Plusieurs études ont déjà abordé l’impact de la maladie mentale d’une mère sur ses enfants dans une perspective de protection des enfants. Mais la maladie mentale n’est pas le seul problème, souvent ces mères vivent des difficultés conjugales et financières ou une situation de monoparentalité. Les associations de familles et d’amis de la personne atteinte de maladie mentale sont interpellées par cette réalité et ont besoin d’informations quant au vécu du conjoint afin de leur venir en aide et de soutenir la famille.

Une recherche récente réalisée à Québec par une équipe de chercheuses (1) rattachées l’Université Laval et à GRIOSE-SM (Groupe de recherche sur l’inclusion sociale, l’organisation des services et l’évaluation en santé mentale) a donné la parole en entrevue individuelle à quatorze mères ayant un trouble de santé mentale, quatorze conjoints et huit jeunes permettant ainsi d’aborder le vécu de trente-cinq familles différentes. Une centaine d’intervenants et de gestionnaires de programmes ont été interviewés au cours de la même étude. Les résultats obtenus permettent de mettre en évidence quatre catégories de difficultés ou d’épreuves vécues par les conjoints et soulignent le principal rôle qu’ils jouent dans cette situation. Ces difficultés sont interdépendantes les unes des autres et l’ordre dans lequel elles sont présentées ne reflète pas leur degré d’importance

Les conjoints vivent un sentiment de perte relationnelle quand leur compagne vit un problème de santé mentale. Selon les symptômes manifestés, ils peuvent avoir l’impression que leur femme n’est plus la même, qu’elle n’est plus là. Ils parlent notamment des sautes d’humeur et de l’impulsivité que peut manifester leur femme et des conflits que tout cela engendre. Ils accusent aussi les médicaments consommés par la femme de nuire à leur vie sexuelle. Dans ce contexte, plusieurs avouent se sentir seuls. Tous les conjoints ne réagissent pas de la même manière et différents facteurs influencent leur attitude et leur comportement. Parmi ceux-ci, on note la gravité de la crise, le caractère du conjoint, son état de fatigue, de santé et de détresse, ainsi que l’information, l’aide et le soutien reçus. Il est à noter que l’action du conjoint va à son tour influencer la situation de la femme atteinte d’un trouble de santé mentale. Si dans certains cas les difficultés s’accompagnent de violence et mènent à la séparation, d’autres vivront un rapprochement et concèderont même des effets positifs à la maladie de leur femme. En effet, l’attitude positive, calme et compréhensive du conjoint aide à maintenir une bonne relation. Plusieurs essaient de soutenir et de protéger leur femme. Ils prennent plus de responsabilité, ils veulent prévenir les rechutes.
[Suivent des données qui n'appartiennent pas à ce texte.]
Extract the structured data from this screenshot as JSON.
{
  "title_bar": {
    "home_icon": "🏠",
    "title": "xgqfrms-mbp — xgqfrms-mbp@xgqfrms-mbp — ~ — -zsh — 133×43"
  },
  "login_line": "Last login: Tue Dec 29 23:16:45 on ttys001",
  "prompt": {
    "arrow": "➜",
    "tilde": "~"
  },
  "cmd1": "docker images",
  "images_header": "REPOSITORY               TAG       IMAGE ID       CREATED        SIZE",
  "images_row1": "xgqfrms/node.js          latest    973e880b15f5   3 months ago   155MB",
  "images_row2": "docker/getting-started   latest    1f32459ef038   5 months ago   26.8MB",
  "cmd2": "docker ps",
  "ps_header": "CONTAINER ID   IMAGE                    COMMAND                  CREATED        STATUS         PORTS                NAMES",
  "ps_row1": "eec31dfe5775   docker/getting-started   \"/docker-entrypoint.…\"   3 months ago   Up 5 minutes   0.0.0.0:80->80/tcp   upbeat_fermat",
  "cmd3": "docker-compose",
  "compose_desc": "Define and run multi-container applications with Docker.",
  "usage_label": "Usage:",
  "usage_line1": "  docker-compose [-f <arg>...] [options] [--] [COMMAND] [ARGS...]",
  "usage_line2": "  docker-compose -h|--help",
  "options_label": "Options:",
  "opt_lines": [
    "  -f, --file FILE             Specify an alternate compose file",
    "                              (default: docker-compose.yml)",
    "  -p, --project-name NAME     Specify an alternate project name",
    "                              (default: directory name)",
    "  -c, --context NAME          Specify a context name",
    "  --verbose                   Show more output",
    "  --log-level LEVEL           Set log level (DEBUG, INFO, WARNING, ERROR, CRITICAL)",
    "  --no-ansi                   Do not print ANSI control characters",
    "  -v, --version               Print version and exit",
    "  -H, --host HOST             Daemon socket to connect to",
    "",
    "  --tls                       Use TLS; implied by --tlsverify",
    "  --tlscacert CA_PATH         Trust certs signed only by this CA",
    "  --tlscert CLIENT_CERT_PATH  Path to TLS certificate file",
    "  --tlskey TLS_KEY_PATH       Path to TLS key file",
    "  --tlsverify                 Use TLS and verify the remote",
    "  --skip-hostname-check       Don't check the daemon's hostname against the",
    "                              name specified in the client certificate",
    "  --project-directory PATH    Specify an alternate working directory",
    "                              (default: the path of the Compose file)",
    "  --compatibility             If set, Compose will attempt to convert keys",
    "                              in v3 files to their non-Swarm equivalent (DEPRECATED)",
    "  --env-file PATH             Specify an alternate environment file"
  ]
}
Ils tentent aussi de maintenir une vie normale en gardant contact avec l’extérieur, c’est-à-dire avec les amis et les activités de loisirs, ce qui est confirmé et apprécié par les femmes.

Les conjoints ressentent une surcharge quand leur compagne n’arrive plus à fonctionner, c’est-à-dire à prendre soin des enfants et de la maison. Ils vivent difficilement la double tâche de travailler à l’extérieur et de s’occuper des tâches domestiques et familiales à leur retour à la maison. Ils se sentent débordés et en même temps critiqués puisqu’ils font les choses autrement. Les solutions ne sont pas simples. D’une part, ils ne sont pas toujours en mesure de s’absenter de leur travail ou d’y faire des ajustements temporaires, d’autre part il n’est pas facile d’avoir de l’aide domestique et, enfin, toutes ces mesures peuvent avoir des impacts financiers et relationnels ajoutant au stress déjà présent.

Compte tenu des difficultés de la mère à fonctionner, ce sont souvent ses parents ou ceux du conjoint et principalement les femmes qui viennent aider aux soins et au transport des enfants, à la préparation des repas, au lavage et au ménage. Mais ce n’est pas toujours simple car l’incompréhension et les préjugés au regard de la maladie mentale existent aussi dans les familles touchées. De plus, cette aide dépend de la santé, de la disponibilité et de la proximité des membres de la famille. Il n’est donc pas facile de demander de l’aide ni de l’obtenir de manière adéquate et satisfaisante. Malgré l’apport essentiel et apprécié de certains membres de la famille, les conjoints avouent se sentir quelque peu envahis dans leur quotidien par tous les tiers appelés en renfort. C’est comme si la solution à un problème entraînait l’apparition d’un autre.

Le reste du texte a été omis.